Pero esta tendencia a una mayor intervención en el mercado no debe entenderse como una puerta abierta a un intervencionismo indiscriminado, guiado sólo por la capacidad de algunos sectores para acceder a ”beneficios caídos del cielo” (windfall profits) o a rentas inmerecidas. En economía política, es sabido que buena parte de las regulaciones existentes consisten en una transferencia de rentas desde sectores no organizados -consumidores- a otros altamente organizados -productores. Pero las razones para la regulación de los mercados deben tasarse muy prudentemente para evitar profundizar en el capitalismo “de amiguetes”, que es uno de nuestros males endémicos.

¿Cómo podemos actuar? Quizá podamos extraer conclusiones interesantes de la experiencias de otros países avanzados. Partiendo de que buena parte de nuestra regulación de mercados depende de las competencias de la Unión Europea, podemos examinar buenas prácticas en materia de preparación de las regulaciones y nuevos programas públicos. En el Reino Unido, por ejemplo, se extendió el concepto de políticas públicas basadas en evidencias, que va más allá de la mera evaluación expost -en déficit permanente en España- para proponer una serie de guías específicas que el decisor debe responder antes de proponer una nueva política o programa.

De esta manera, antes de poner en marcha una nueva política, y en función de su tamaño, deberíamos tener evidencias de que esa política puede funcionar en España, que se dan las condiciones para su correcta implementación, y que las decisiones que se tomen van a generar los efectos deseados. En un país donde apenas se extraen lecciones de las evaluaciones expost, plantear evaluaciones exante de las políticas públicas puede parecer revolucionario, pero al mismo tiempo puede suponer un importante elemento de legitimidad y de solidez en las nuevas formulaciones públicas. También desde el mundo anglosajón, la Oficina de Asuntos Regulatorios de Estados Unidos mantiene un marco de referencia que obliga a atender a los efectos globales (en términos de coste-beneficio) y, particularmente, los efectos redistributivos de las regulaciones y políticas públicas. Ejercicios que suponen que las nuevas regulaciones deben contar con un estudio en profundidad que las avalen y demuestren un incremento neto del bienestar social.

España está dando pasos en estas direcciones. Los ejercicios del Spending Review desarrollado en el marco de la AIREF suponen un importante punto de partida, pero son de momento demasiado limitados y no se ha encontrado la manera de trasladar sus conclusiones al diseño de nuevas políticas públicas. Se debería reforzar ese papel para garantizar una adecuada comprensión del alcance, efectos y beneficios netos de cada política pública puesta en marcha, así como de cada nueva regulación. El debate público se enriquecería en gran medida y nuestros dirigentes podrían tomar decisiones mejor informadas.

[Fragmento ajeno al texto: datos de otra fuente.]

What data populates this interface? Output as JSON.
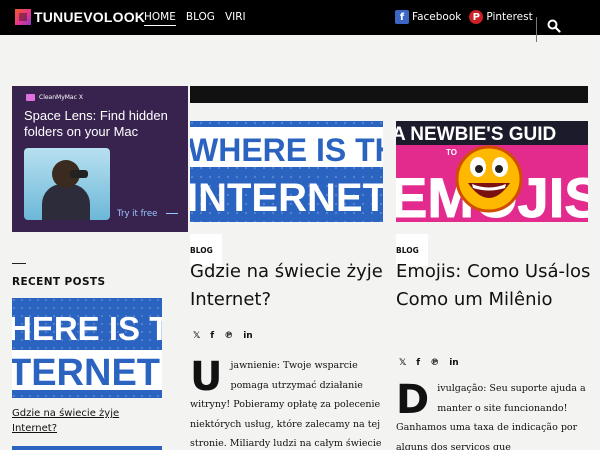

En nada ayuda, a este esfuerzo, la proliferación de reglas, regulaciones y normas que existen en nuestro país. En una cifra ya alejada en el tiempo -en 2010- el Blog Hay Derecho identificaba hasta 100.000 normas vigentes en nuestro país, muchas de ellas fruto del desarrollo del Estado Autonómico. Este exceso regulatorio no ha propiciado una mejor calidad institucional, sino más bien una cacofonía que dificulta el crecimiento económico y la competitividad de nuestras empresas.

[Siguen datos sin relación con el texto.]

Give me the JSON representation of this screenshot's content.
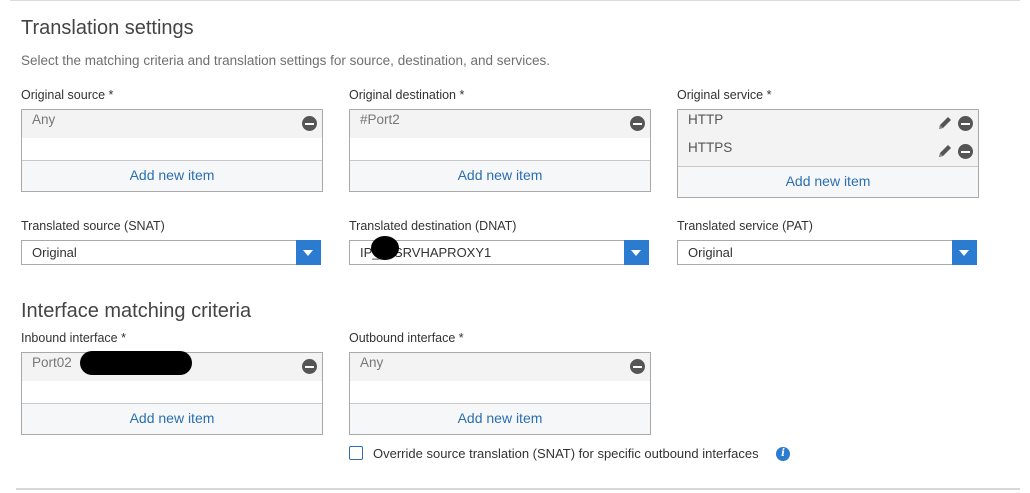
{
  "translation": {
    "title": "Translation settings",
    "subtitle": "Select the matching criteria and translation settings for source, destination, and services.",
    "original_source": {
      "label": "Original source *",
      "items": [
        "Any"
      ],
      "add_label": "Add new item"
    },
    "original_destination": {
      "label": "Original destination *",
      "items": [
        "#Port2"
      ],
      "add_label": "Add new item"
    },
    "original_service": {
      "label": "Original service *",
      "items": [
        "HTTP",
        "HTTPS"
      ],
      "add_label": "Add new item"
    },
    "translated_source": {
      "label": "Translated source (SNAT)",
      "value": "Original"
    },
    "translated_destination": {
      "label": "Translated destination (DNAT)",
      "value": "IP_    SRVHAPROXY1"
    },
    "translated_service": {
      "label": "Translated service (PAT)",
      "value": "Original"
    }
  },
  "interface": {
    "title": "Interface matching criteria",
    "inbound": {
      "label": "Inbound interface *",
      "items": [
        "Port02"
      ],
      "add_label": "Add new item"
    },
    "outbound": {
      "label": "Outbound interface *",
      "items": [
        "Any"
      ],
      "add_label": "Add new item"
    },
    "override_label": "Override source translation (SNAT) for specific outbound interfaces"
  },
  "icons": {
    "remove": "minus-circle-icon",
    "edit": "pencil-icon",
    "dropdown": "chevron-down-icon",
    "info": "info-icon"
  },
  "colors": {
    "accent": "#2b7bd0",
    "link": "#2b6fb3",
    "redaction": "#000000"
  }
}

Si se revisa y mejora la solidez de nuestras políticas públicas, y se mejora la calidad regulatoria con evidencia y estudios a priori de sus efectos, el nuevo gobierno habrá dado un paso de gigante en la consolidación de un estado y una economía modernizada y a la altura de nuestros socios europeos. Y si, como resultado de esto, se mejora la confianza de la ciudadanía en nuestras instituciones -hoy muy maltrecha, a juzgar por los datos de los barómetros del CIS- habremos contribuido enormemente a mejorar la calidad de nuestra democracia. El reto es enorme pero está a nuestro alcance.